8.21.2011

marble statue

Each of these new poems stands and prevails as a marble statue, a pure form in itself, delineated on all sides and locked into its own permanent contours, as the soul is locked into its mortal body. These poems—I shall only refer to the “Panther” and the “Carousel”—are carved out of the clumsy cold stone of their daylight brightness, like clear cameos, transparent only to the eye of the mind—structures of piercing hardness unknown heretofore in the German Lyric, the victory of knowing objectivity over the mere idea, the triumph, the ultimate triumph of language turned into total plasticity. Every single object stands there in its own immovable gravity...

—Stefan Zweig, Farewell to Rilke (Friends of the Daniel Reed Library, State University College, Fredonia NY, 1975), translated by Marion Sonnenfeld.

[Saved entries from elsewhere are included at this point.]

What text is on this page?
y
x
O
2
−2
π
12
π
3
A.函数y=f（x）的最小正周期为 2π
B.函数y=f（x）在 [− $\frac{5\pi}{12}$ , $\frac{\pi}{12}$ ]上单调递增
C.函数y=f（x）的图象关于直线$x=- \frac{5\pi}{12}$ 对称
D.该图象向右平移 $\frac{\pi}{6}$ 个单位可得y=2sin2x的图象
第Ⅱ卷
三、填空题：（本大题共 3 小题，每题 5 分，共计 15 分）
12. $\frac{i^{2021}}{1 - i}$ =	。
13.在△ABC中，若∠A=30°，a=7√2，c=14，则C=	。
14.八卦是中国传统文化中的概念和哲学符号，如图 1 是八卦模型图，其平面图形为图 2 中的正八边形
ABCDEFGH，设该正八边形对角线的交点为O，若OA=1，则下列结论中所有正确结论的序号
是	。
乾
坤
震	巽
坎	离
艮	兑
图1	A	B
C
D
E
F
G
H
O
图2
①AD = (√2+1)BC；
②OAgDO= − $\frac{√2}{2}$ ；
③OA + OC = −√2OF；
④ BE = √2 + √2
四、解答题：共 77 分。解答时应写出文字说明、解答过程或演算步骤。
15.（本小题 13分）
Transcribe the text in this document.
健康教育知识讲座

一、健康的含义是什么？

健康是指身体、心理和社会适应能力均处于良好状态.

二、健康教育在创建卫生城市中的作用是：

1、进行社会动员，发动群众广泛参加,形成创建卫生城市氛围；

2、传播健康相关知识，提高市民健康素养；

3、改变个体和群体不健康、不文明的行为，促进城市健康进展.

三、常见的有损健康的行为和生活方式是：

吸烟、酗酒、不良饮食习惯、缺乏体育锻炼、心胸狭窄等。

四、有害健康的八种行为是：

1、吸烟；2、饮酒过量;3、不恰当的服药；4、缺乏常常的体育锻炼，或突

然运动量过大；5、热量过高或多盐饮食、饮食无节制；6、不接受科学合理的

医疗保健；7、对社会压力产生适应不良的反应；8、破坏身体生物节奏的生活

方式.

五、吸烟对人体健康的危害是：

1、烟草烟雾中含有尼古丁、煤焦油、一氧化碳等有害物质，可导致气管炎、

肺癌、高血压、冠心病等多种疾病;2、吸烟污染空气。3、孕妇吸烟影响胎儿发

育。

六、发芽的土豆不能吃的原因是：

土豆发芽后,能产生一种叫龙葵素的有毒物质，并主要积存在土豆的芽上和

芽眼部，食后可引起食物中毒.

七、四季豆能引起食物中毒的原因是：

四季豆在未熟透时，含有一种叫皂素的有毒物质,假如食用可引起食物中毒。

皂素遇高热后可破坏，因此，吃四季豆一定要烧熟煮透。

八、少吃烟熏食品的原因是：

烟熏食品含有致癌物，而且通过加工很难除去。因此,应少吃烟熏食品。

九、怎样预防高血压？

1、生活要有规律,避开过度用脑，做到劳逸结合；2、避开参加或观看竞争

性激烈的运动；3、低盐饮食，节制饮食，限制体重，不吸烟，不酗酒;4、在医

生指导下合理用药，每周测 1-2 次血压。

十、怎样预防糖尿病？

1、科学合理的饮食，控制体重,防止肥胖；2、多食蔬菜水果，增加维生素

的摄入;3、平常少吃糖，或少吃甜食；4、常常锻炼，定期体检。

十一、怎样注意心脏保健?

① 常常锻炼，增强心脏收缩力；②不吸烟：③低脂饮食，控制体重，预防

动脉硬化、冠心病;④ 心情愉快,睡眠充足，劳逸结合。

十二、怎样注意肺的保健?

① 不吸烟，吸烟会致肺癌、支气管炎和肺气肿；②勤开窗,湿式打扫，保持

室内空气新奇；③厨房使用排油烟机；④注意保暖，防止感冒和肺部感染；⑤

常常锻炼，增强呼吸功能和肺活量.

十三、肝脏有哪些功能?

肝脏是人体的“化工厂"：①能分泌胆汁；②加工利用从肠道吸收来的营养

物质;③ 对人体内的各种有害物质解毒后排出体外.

[Rainer Maria Rilke fans should scare up a copy of this pamphlet. It’s hagiography but of the highest form. Stefan Zweig is a beautiful prose stylist, and this was his memorial oration for Rilke delivered in Munich in 1927.]

5 comments:

Andrew Shields said...

This shows how magnificent Rilke's work is, but also inadvertently reveals why many people might find it unbearable!

JforJames said...

I can't go as far as Rilke into the metaphysical realm. But I'm not turned off by high romantic style either.

The recent essay by Tony Hoagland in APR, "Soul Radio," tho speaking of three women poets (Howe, Gregg & Hirshfield). gets it right about the deep things, the real pychological strains, that poetry must always be refuge for. And Rilke knows how to plumb that place in me.

Andrew Shields said...

Hirshfield can definitely get into a very Rilkean space!

Anny Ballardini said...

Stefan Zweig is undoubtedly one of the acutest writers.